Company representatives made the announcement at Chinajoy 2017 in Shanghai, where the upcoming headset was introduced by surprise but no additional details were revealed. The Vive Standalone will probably launch next year, but the firm did not announce a concrete release date.
HTC’s latest VR headset will be different from the one announced back in May in partnership with Google. That self-contained head-mounted display will work with Android’s Daydream and will introduce the tech giant’s WorldSense technology to deal with spatial awareness.
The Vive Standalone won’t get as broad options as the regular Vive
From the few details people could gather from HTC’s Chinajoy announcement, one of the most interesting ones was the fact that the manufacturer will side with its native Viveport platform instead of others that have grown in popularity in recent times.
SteamVR comes to mind when talking about the subject, as it serves as the leading platform for virtual reality experiences in PC-bound headsets. HTC’s standard Vive HMD is compatible with both services, but the Standalone will be limited to the games and apps available in Viveport.
Aside from that, the only notable specification we know about is the Snapdragon 835 chip it carries, and that will power the wireless headset as it processes interactive workloads.
A big question that remains is how HTC will solve the issue of spatial awareness. People have speculated that the standard Vive controllers will be compatible with the Standalone, but the sensor array inside the HMD needs to have the same capabilities as the setup for the PC version.
HTC will rival Facebook’s Oculus
HTC is not alone in the race to develop self-contained solutions for virtual reality enthusiasts, as Facebook introduced last year a concept for an all-in-one Oculus headset codenamed Santa Cruz last year.
That device is expected to hit the market next year, so it would be in direct competition with the Vive Standalone if the Taiwanese giant manages to make it to the launch date in time.
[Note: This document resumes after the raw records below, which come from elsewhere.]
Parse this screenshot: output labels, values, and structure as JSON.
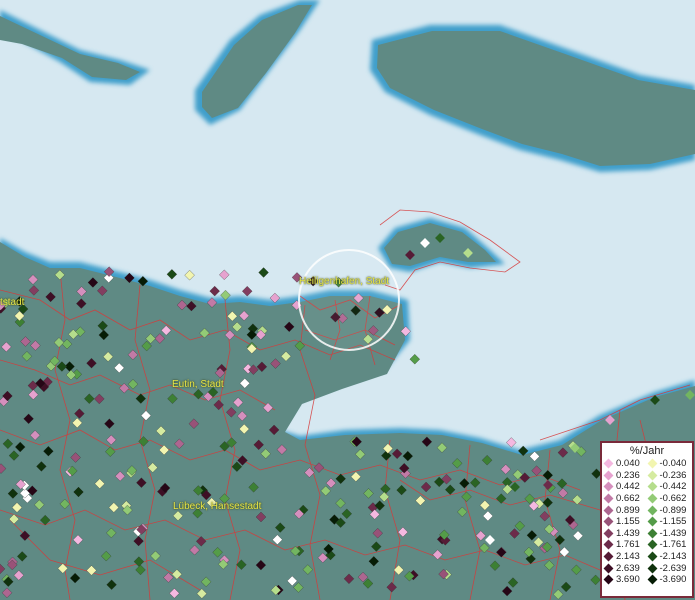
{
  "map": {
    "labels": [
      {
        "id": "stadt-left",
        "text": "tstadt"
      },
      {
        "id": "heiligenhafen",
        "text": "Heiligenhafen, Stadt"
      },
      {
        "id": "eutin",
        "text": "Eutin, Stadt"
      },
      {
        "id": "luebeck",
        "text": "Lübeck, Hansestadt"
      }
    ],
    "colors": {
      "water": "#d6e8f1",
      "land": "#5f8a84",
      "coast": "#4da6cc",
      "boundary": "#d63a3a",
      "focus_ring": "#ffffff"
    }
  },
  "legend": {
    "title": "%/Jahr",
    "positive": [
      {
        "value": "0.040",
        "color": "#f4b8e0"
      },
      {
        "value": "0.236",
        "color": "#e6a2cf"
      },
      {
        "value": "0.442",
        "color": "#d58fbd"
      },
      {
        "value": "0.662",
        "color": "#c27aa6"
      },
      {
        "value": "0.899",
        "color": "#ad6690"
      },
      {
        "value": "1.155",
        "color": "#985278"
      },
      {
        "value": "1.439",
        "color": "#823e60"
      },
      {
        "value": "1.761",
        "color": "#6c2b4a"
      },
      {
        "value": "2.143",
        "color": "#561b36"
      },
      {
        "value": "2.639",
        "color": "#3e0f25"
      },
      {
        "value": "3.690",
        "color": "#260616"
      }
    ],
    "negative": [
      {
        "value": "-0.040",
        "color": "#f2f5b0"
      },
      {
        "value": "-0.236",
        "color": "#d5eba0"
      },
      {
        "value": "-0.442",
        "color": "#b5dd8c"
      },
      {
        "value": "-0.662",
        "color": "#93cb76"
      },
      {
        "value": "-0.899",
        "color": "#72b560"
      },
      {
        "value": "-1.155",
        "color": "#549c48"
      },
      {
        "value": "-1.439",
        "color": "#3d8034"
      },
      {
        "value": "-1.761",
        "color": "#2a6424"
      },
      {
        "value": "-2.143",
        "color": "#1b4a17"
      },
      {
        "value": "-2.639",
        "color": "#10320d"
      },
      {
        "value": "-3.690",
        "color": "#061c05"
      }
    ]
  }
}
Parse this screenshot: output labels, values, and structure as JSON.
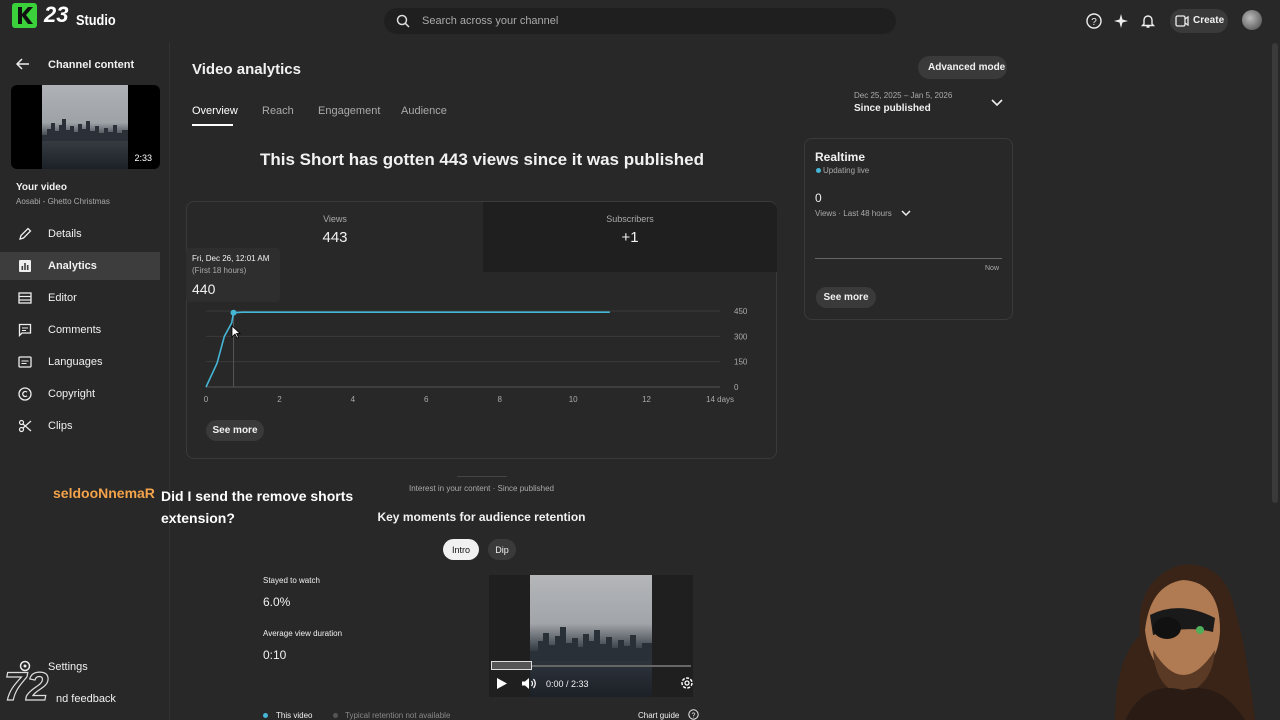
{
  "app": {
    "logo_number": "23",
    "logo_text": "Studio"
  },
  "search": {
    "placeholder": "Search across your channel"
  },
  "header": {
    "create_label": "Create"
  },
  "sidebar": {
    "back_label": "Channel content",
    "thumb_duration": "2:33",
    "your_video_label": "Your video",
    "video_title": "Aosabi - Ghetto Christmas",
    "items": [
      {
        "label": "Details",
        "icon": "pencil-icon"
      },
      {
        "label": "Analytics",
        "icon": "analytics-icon"
      },
      {
        "label": "Editor",
        "icon": "editor-icon"
      },
      {
        "label": "Comments",
        "icon": "comments-icon"
      },
      {
        "label": "Languages",
        "icon": "languages-icon"
      },
      {
        "label": "Copyright",
        "icon": "copyright-icon"
      },
      {
        "label": "Clips",
        "icon": "scissors-icon"
      }
    ],
    "settings_label": "Settings",
    "feedback_label": "nd feedback"
  },
  "page": {
    "title": "Video analytics",
    "tabs": [
      "Overview",
      "Reach",
      "Engagement",
      "Audience"
    ],
    "active_tab": "Overview",
    "advanced_mode_label": "Advanced mode",
    "date_range": "Dec 25, 2025 – Jan 5, 2026",
    "date_label": "Since published",
    "headline": "This Short has gotten 443 views since it was published"
  },
  "metrics": [
    {
      "label": "Views",
      "value": "443"
    },
    {
      "label": "Subscribers",
      "value": "+1"
    }
  ],
  "tooltip": {
    "date": "Fri, Dec 26, 12:01 AM",
    "sub": "(First 18 hours)",
    "value": "440"
  },
  "chart_data": {
    "type": "line",
    "x": [
      0,
      0.3,
      0.5,
      0.7,
      0.75,
      1,
      2,
      4,
      6,
      8,
      10,
      11
    ],
    "values": [
      0,
      140,
      300,
      380,
      440,
      443,
      443,
      443,
      443,
      443,
      443,
      443
    ],
    "x_ticks": [
      "0",
      "2",
      "4",
      "6",
      "8",
      "10",
      "12",
      "14 days"
    ],
    "y_ticks": [
      "450",
      "300",
      "150",
      "0"
    ],
    "xlim": [
      0,
      14
    ],
    "ylim": [
      0,
      450
    ],
    "grid": true,
    "line_color": "#45b6d6"
  },
  "main_see_more": "See more",
  "realtime": {
    "title": "Realtime",
    "status": "Updating live",
    "value": "0",
    "period": "Views · Last 48 hours",
    "now_label": "Now",
    "see_more": "See more"
  },
  "retention": {
    "interest_label": "Interest in your content · Since published",
    "title": "Key moments for audience retention",
    "buttons": [
      "Intro",
      "Dip"
    ],
    "stayed_label": "Stayed to watch",
    "stayed_value": "6.0%",
    "avg_label": "Average view duration",
    "avg_value": "0:10",
    "video_time": "0:00 / 2:33",
    "legend_this": "This video",
    "legend_typical": "Typical retention not available",
    "chart_guide": "Chart guide"
  },
  "overlay": {
    "chat_user": "seldooNnemaR",
    "chat_message": "Did I send the remove shorts extension?",
    "watermark": "72"
  },
  "colors": {
    "accent_green": "#3ad13a",
    "chat_user": "#f3a34a",
    "chart_line": "#45b6d6"
  }
}
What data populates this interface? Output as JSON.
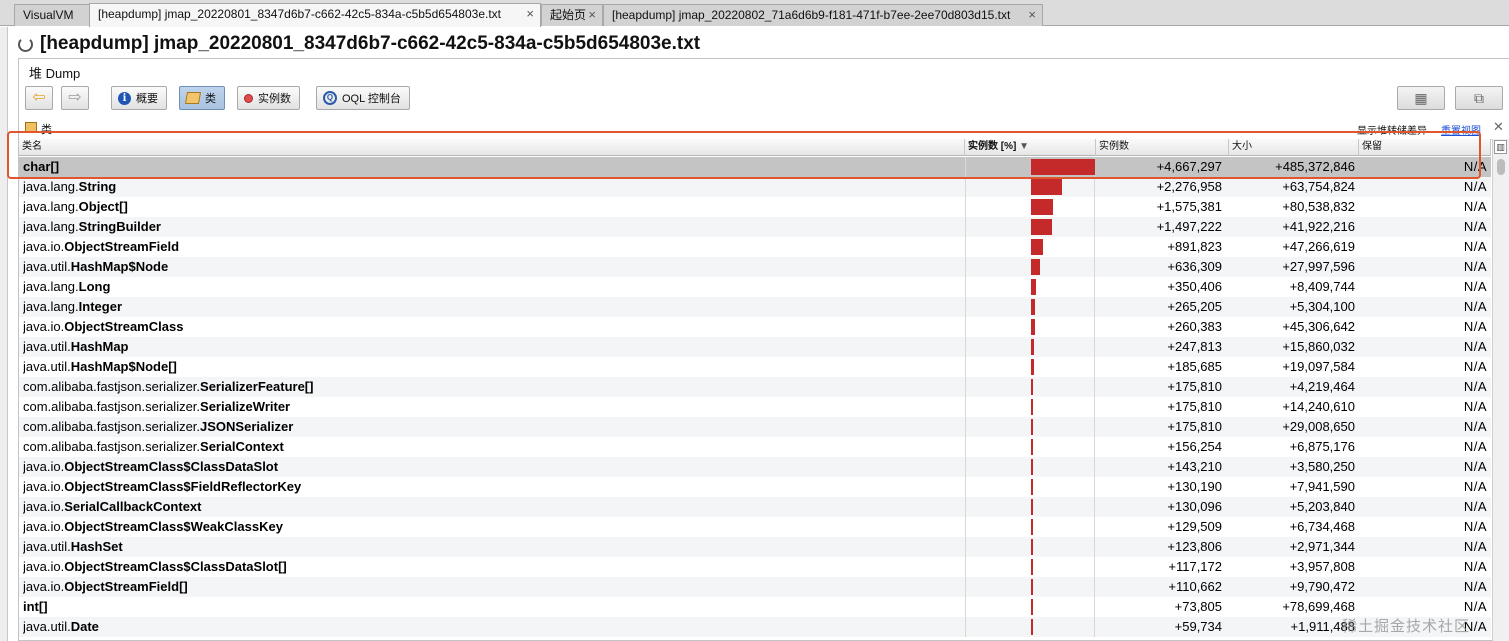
{
  "tabs": [
    {
      "label": "VisualVM",
      "active": false,
      "closable": false
    },
    {
      "label": "[heapdump] jmap_20220801_8347d6b7-c662-42c5-834a-c5b5d654803e.txt",
      "active": true,
      "closable": true
    },
    {
      "label": "起始页",
      "active": false,
      "closable": true
    },
    {
      "label": "[heapdump] jmap_20220802_71a6d6b9-f181-471f-b7ee-2ee70d803d15.txt",
      "active": false,
      "closable": true
    }
  ],
  "page_title": "[heapdump] jmap_20220801_8347d6b7-c662-42c5-834a-c5b5d654803e.txt",
  "subtitle": "堆 Dump",
  "toolbar": {
    "summary_label": "概要",
    "classes_label": "类",
    "instances_label": "实例数",
    "oql_label": "OQL 控制台"
  },
  "section": {
    "title": "类",
    "show_diff": "显示堆转储差异",
    "reset_view": "重置视图",
    "close_glyph": "✕"
  },
  "table": {
    "headers": {
      "name": "类名",
      "instances_pct": "实例数 [%]",
      "instances": "实例数",
      "size": "大小",
      "retained": "保留"
    },
    "rows": [
      {
        "pkg": "",
        "cls": "char[]",
        "pct": 100,
        "count": "+4,667,297",
        "size": "+485,372,846",
        "retained": "N/A"
      },
      {
        "pkg": "java.lang.",
        "cls": "String",
        "pct": 48.8,
        "count": "+2,276,958",
        "size": "+63,754,824",
        "retained": "N/A"
      },
      {
        "pkg": "java.lang.",
        "cls": "Object[]",
        "pct": 33.8,
        "count": "+1,575,381",
        "size": "+80,538,832",
        "retained": "N/A"
      },
      {
        "pkg": "java.lang.",
        "cls": "StringBuilder",
        "pct": 32.1,
        "count": "+1,497,222",
        "size": "+41,922,216",
        "retained": "N/A"
      },
      {
        "pkg": "java.io.",
        "cls": "ObjectStreamField",
        "pct": 19.1,
        "count": "+891,823",
        "size": "+47,266,619",
        "retained": "N/A"
      },
      {
        "pkg": "java.util.",
        "cls": "HashMap$Node",
        "pct": 13.6,
        "count": "+636,309",
        "size": "+27,997,596",
        "retained": "N/A"
      },
      {
        "pkg": "java.lang.",
        "cls": "Long",
        "pct": 7.5,
        "count": "+350,406",
        "size": "+8,409,744",
        "retained": "N/A"
      },
      {
        "pkg": "java.lang.",
        "cls": "Integer",
        "pct": 5.7,
        "count": "+265,205",
        "size": "+5,304,100",
        "retained": "N/A"
      },
      {
        "pkg": "java.io.",
        "cls": "ObjectStreamClass",
        "pct": 5.6,
        "count": "+260,383",
        "size": "+45,306,642",
        "retained": "N/A"
      },
      {
        "pkg": "java.util.",
        "cls": "HashMap",
        "pct": 5.3,
        "count": "+247,813",
        "size": "+15,860,032",
        "retained": "N/A"
      },
      {
        "pkg": "java.util.",
        "cls": "HashMap$Node[]",
        "pct": 4.0,
        "count": "+185,685",
        "size": "+19,097,584",
        "retained": "N/A"
      },
      {
        "pkg": "com.alibaba.fastjson.serializer.",
        "cls": "SerializerFeature[]",
        "pct": 3.8,
        "count": "+175,810",
        "size": "+4,219,464",
        "retained": "N/A"
      },
      {
        "pkg": "com.alibaba.fastjson.serializer.",
        "cls": "SerializeWriter",
        "pct": 3.8,
        "count": "+175,810",
        "size": "+14,240,610",
        "retained": "N/A"
      },
      {
        "pkg": "com.alibaba.fastjson.serializer.",
        "cls": "JSONSerializer",
        "pct": 3.8,
        "count": "+175,810",
        "size": "+29,008,650",
        "retained": "N/A"
      },
      {
        "pkg": "com.alibaba.fastjson.serializer.",
        "cls": "SerialContext",
        "pct": 3.3,
        "count": "+156,254",
        "size": "+6,875,176",
        "retained": "N/A"
      },
      {
        "pkg": "java.io.",
        "cls": "ObjectStreamClass$ClassDataSlot",
        "pct": 3.1,
        "count": "+143,210",
        "size": "+3,580,250",
        "retained": "N/A"
      },
      {
        "pkg": "java.io.",
        "cls": "ObjectStreamClass$FieldReflectorKey",
        "pct": 2.8,
        "count": "+130,190",
        "size": "+7,941,590",
        "retained": "N/A"
      },
      {
        "pkg": "java.io.",
        "cls": "SerialCallbackContext",
        "pct": 2.8,
        "count": "+130,096",
        "size": "+5,203,840",
        "retained": "N/A"
      },
      {
        "pkg": "java.io.",
        "cls": "ObjectStreamClass$WeakClassKey",
        "pct": 2.8,
        "count": "+129,509",
        "size": "+6,734,468",
        "retained": "N/A"
      },
      {
        "pkg": "java.util.",
        "cls": "HashSet",
        "pct": 2.7,
        "count": "+123,806",
        "size": "+2,971,344",
        "retained": "N/A"
      },
      {
        "pkg": "java.io.",
        "cls": "ObjectStreamClass$ClassDataSlot[]",
        "pct": 2.5,
        "count": "+117,172",
        "size": "+3,957,808",
        "retained": "N/A"
      },
      {
        "pkg": "java.io.",
        "cls": "ObjectStreamField[]",
        "pct": 2.4,
        "count": "+110,662",
        "size": "+9,790,472",
        "retained": "N/A"
      },
      {
        "pkg": "",
        "cls": "int[]",
        "pct": 1.6,
        "count": "+73,805",
        "size": "+78,699,468",
        "retained": "N/A"
      },
      {
        "pkg": "java.util.",
        "cls": "Date",
        "pct": 1.3,
        "count": "+59,734",
        "size": "+1,911,488",
        "retained": "N/A"
      }
    ]
  },
  "colors": {
    "bar": "#c42a2a",
    "highlight": "#e2562f",
    "selected_row": "#c4c4c4"
  },
  "watermark": "稀土掘金技术社区"
}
Both would also contend, albeit not directly, with Microsoft’s Windows Mixed Reality headsets by third-party manufacturers.
However, the hardware category for Oculus and HTC is not entry-level as desired by Microsoft. Instead, they are aiming at a premium segment of the market that wants a seamless solution to experience virtual reality with as little hassle as possible.
These headsets will probably bring hefty price tags, comparable to the cost of their legacy brothers when they first launched. HTC, in particular, is pitching the Vive Standalone as lightweight, portable, and with a usage time of two hours minimum on a single charge.